RGW OPs (this document). Translates RGW error codes to S3/HTTP compatible responses. We have a generic exception handler that translates exceptions into 500 / Internal Server Error.

SAL. See rgw_sal.h. Errors returned via negative return codes. See rgw_common.{cc,h}.

SFS: SAL Implementation (this document). Where we use SFS SQLite to implement SAL logic. Examples: Atomic Writer

SFS: SQLite (this document). Methods and functions that do SQLite queries, transactions. Examples: SQLiteVersionedObjects::get_versioned_objects, Object::metadata_finish

Filesystem. Typically errno style errors. With STL sometimes exceptions.

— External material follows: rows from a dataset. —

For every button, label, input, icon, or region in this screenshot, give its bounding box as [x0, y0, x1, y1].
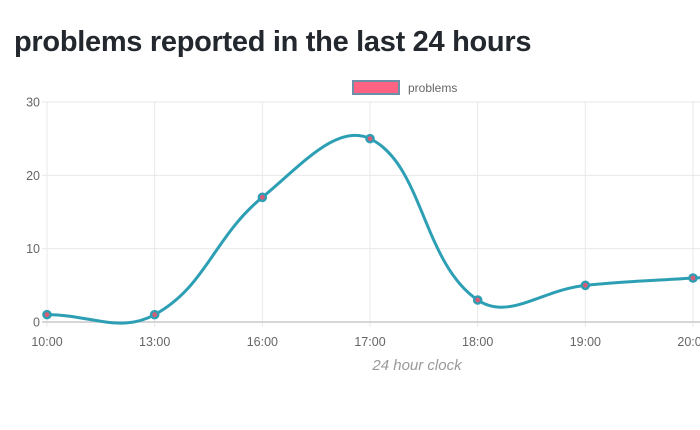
y-tick-label: 30	[26, 96, 40, 110]
legend[interactable]: problems	[352, 80, 457, 95]
x-axis-title: 24 hour clock	[372, 357, 462, 374]
x-tick-label: 17:00	[354, 335, 385, 349]
problems-line-series	[45, 133, 700, 325]
data-point-19:00[interactable]	[580, 280, 591, 291]
y-tick-label: 0	[33, 316, 40, 330]
x-tick-label: 18:00	[462, 335, 493, 349]
x-tick-label: 10:00	[31, 335, 62, 349]
y-tick-label: 20	[26, 169, 40, 183]
data-point-10:00[interactable]	[42, 309, 52, 320]
x-tick-label: 16:00	[247, 335, 278, 349]
x-tick-label: 13:00	[139, 335, 170, 349]
data-point-20:00[interactable]	[688, 273, 698, 283]
data-point-18:00[interactable]	[472, 295, 483, 305]
chart-title: problems reported in the last 24 hours	[14, 26, 532, 58]
data-point-16:00[interactable]	[257, 192, 268, 203]
x-tick-label: 20:00	[677, 335, 700, 349]
legend-swatch-problems[interactable]	[352, 80, 400, 95]
data-point-13:00[interactable]	[149, 309, 160, 320]
legend-label-problems[interactable]: problems	[408, 80, 458, 95]
x-tick-label: 19:00	[570, 335, 601, 349]
data-point-17:00[interactable]	[365, 133, 375, 144]
y-tick-label: 10	[26, 242, 40, 256]
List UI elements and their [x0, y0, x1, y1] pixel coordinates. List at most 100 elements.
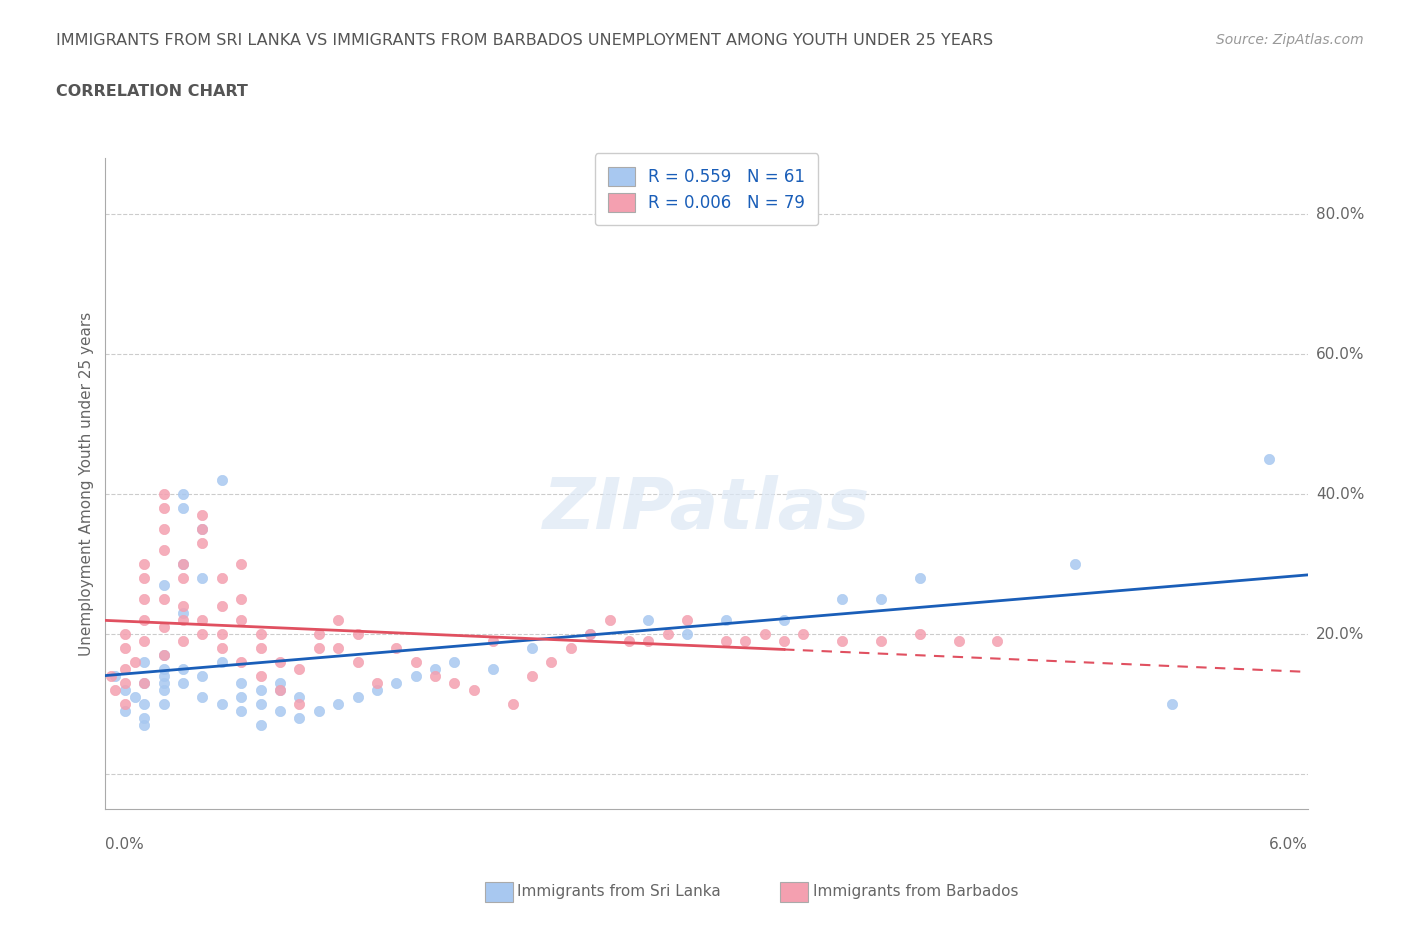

sqlite_orm. Throws std::system_error with SQLite error code.

Decision

RGW OPs Layer

In addition to the regular RGW error handling, we have an exception handler in place.

Transforms critical errors into shutdowns / crashes. Critical errors may originate from sqlite_orm or filesystem operations.

Transforms non-critical errors into 500 / Internal Server Error.

Non-critical errors should not bubble up to this handler and are considered a bug.

SFS: SQLite Layer

Must not throw non-critical errors. Critical errors are OK to bubble up.

Options to return errors:

boolean returns, where true means did the thing and false did not do the thing. Useful, when the exact cause isn't important to the layer above.

negative integer style returns, where the integer should be something unique to SFS. Should not be a RGW error code, filesystem error, SQLite error, etc.

SFS: SAL Implementation Layer

Must handle non-critical lower-level errors and return RGW error codes. May catch and rethrow critical exceptions.

Example: A failed transaction from SFS SQLite returns false. The SFS SAL implementation uses that to clean up the request and return a ERR_INTERNAL_ERROR.

Important on this layer is, that clients may retry on certain errors before failing a request. We can leverage this where it is easier / cheaper to let the client retry than us.